Jean’s faith was steadfast,
she never stopped reading the Bible. When
a visiting pastor brought her a copy of Max Lucado’s Fearless, she was
hooked in the same way she had been hooked by the multiple mystery series we
once followed together.
Jean was 85 years old
– her life here was a long, productive & giving one. I
wanted her to stay a while longer. A selfish
wish on my part. I needed her. In many ways more than she needed me.
On the last full day
of Jean’s life here, she called me in for two discussions. The first was about our nation & its
future, a subject of great importance to her.
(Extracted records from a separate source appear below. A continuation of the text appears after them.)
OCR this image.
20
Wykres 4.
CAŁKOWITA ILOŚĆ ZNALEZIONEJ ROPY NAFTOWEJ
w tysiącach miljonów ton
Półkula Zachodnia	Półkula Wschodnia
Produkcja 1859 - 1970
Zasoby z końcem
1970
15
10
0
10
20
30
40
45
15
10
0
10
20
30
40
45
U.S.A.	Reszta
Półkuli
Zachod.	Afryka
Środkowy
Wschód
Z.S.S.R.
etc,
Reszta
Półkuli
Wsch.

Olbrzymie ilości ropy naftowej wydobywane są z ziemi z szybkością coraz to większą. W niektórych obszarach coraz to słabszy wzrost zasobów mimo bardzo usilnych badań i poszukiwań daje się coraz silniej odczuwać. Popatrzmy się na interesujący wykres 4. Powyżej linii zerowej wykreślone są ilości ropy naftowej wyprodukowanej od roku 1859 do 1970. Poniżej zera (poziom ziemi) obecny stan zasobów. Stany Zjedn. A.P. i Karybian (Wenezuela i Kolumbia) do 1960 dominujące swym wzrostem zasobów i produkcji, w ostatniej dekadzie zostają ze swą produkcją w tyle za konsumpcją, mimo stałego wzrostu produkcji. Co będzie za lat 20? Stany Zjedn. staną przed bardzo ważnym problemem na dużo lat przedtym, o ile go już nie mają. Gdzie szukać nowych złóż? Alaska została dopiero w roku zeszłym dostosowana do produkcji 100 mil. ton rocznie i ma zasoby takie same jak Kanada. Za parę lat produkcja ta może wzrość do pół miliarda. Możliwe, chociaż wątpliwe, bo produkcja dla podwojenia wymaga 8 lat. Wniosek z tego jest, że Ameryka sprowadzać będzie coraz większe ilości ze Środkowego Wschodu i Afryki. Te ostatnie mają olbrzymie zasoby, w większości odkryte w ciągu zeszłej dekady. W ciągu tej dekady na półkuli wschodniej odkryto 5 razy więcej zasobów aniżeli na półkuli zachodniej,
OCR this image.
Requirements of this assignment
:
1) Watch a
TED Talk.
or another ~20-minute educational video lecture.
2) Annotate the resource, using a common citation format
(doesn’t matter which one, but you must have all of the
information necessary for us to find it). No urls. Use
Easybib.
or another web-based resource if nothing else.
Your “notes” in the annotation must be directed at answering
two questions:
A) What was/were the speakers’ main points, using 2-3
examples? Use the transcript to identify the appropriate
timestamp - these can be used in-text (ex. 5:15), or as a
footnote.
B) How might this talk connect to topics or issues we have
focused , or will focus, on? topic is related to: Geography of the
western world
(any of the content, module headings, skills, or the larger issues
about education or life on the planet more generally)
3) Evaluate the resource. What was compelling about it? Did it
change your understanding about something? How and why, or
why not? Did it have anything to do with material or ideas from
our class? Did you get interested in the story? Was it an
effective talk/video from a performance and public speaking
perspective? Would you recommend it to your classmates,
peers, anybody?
Every time a minister or a friend from church visited & asked if
there was something specific that she wanted to pray for, she replied, Pray
for our nation.
That Saturday before
she left, she said:
Donald Trump is trying to take everything away from us.
I told her that we had
a super power – our right to vote him out of office. I assured her that our mail-in ballots would
arrive & we would fill them out immediately & send them in.
(Over the past weeks,
I cannot help thinking that Jean must be just a little pissed off that she did
not get to send in that ballot.)
Later that evening,
she called for me (meaning she blew the whistle on the lanyard around her neck) &
told me:
One of my sons came to visit me. He wants to spend the night in this house.
When I asked which
son, she said I don’t know, he didn’t say.
I thought she had
awakened from a nap & remembered a dream.
Or that it was another hallucination, common with Parkinson’s patients.
So I explained that
her eldest son John was in Heaven with Daddy & all our family members who
were there too. I assured her that her
youngest child Jason was upstairs in his room.
I suggested it was a dream.
The next day, after
Jean’s body was gone, I called my dear friend Muriel. From the very first of my journey with Jean, Muriel
has been my advisor, my sounding board, my supporter & my touchstone. Muriel took her own journey with her mother Daisy,
& guided me as I traveled with Jean.
I texted Muriel that
morning. We had been in daily touch –
she knew that Jean had an upper respiratory infection & a UTI & that I
was navigating the health care labyrinth. I had shared the story of Jean’s dream /
hallucination,
When I called her,
Muriel said I knew what you were going to say before I opened the text.
Puzzled, I asked her
how. And when she answered, I understood:
Because her son came to her.
I can’t explain it,
but I have always known that it would be my brother John who would come for Jean.
Years ago, when Jean’s
friend Marilee Marks asked If you could choose which of your children you
would spend the rest of your life with, who would you choose?
Jean answered John.
I have never been able to fathom why
she told me that story – I was still in high school & a little pissed she
did not pick me.
It was John who came
& stayed the night with her, who helped her let go, who led her home.
My journey with Jean
isn’t over. She is too much a part of
me, of who I am, of who I need to become.
The scripture I asked
my sister to have read at Jean’s service was from 1 Corinthians (First
Corinthians, not One Corinthians – that whole Two Corinthians thing infuriated
her), because it was the way our mother lived her life:
Love is patient, love is kind. It does not
envy, it does not boast, it is not proud. It does not dishonor others, it is
not self-seeking, it is not easily angered, it keeps no record of wrongs. Love
does not delight in evil but rejoices with the truth. It always protects,
always trusts, always hopes, always perseveres. Love never fails.
Jean is at peace,
without pain or limitations or frustration.
As promised, Love & her Faith never failed her.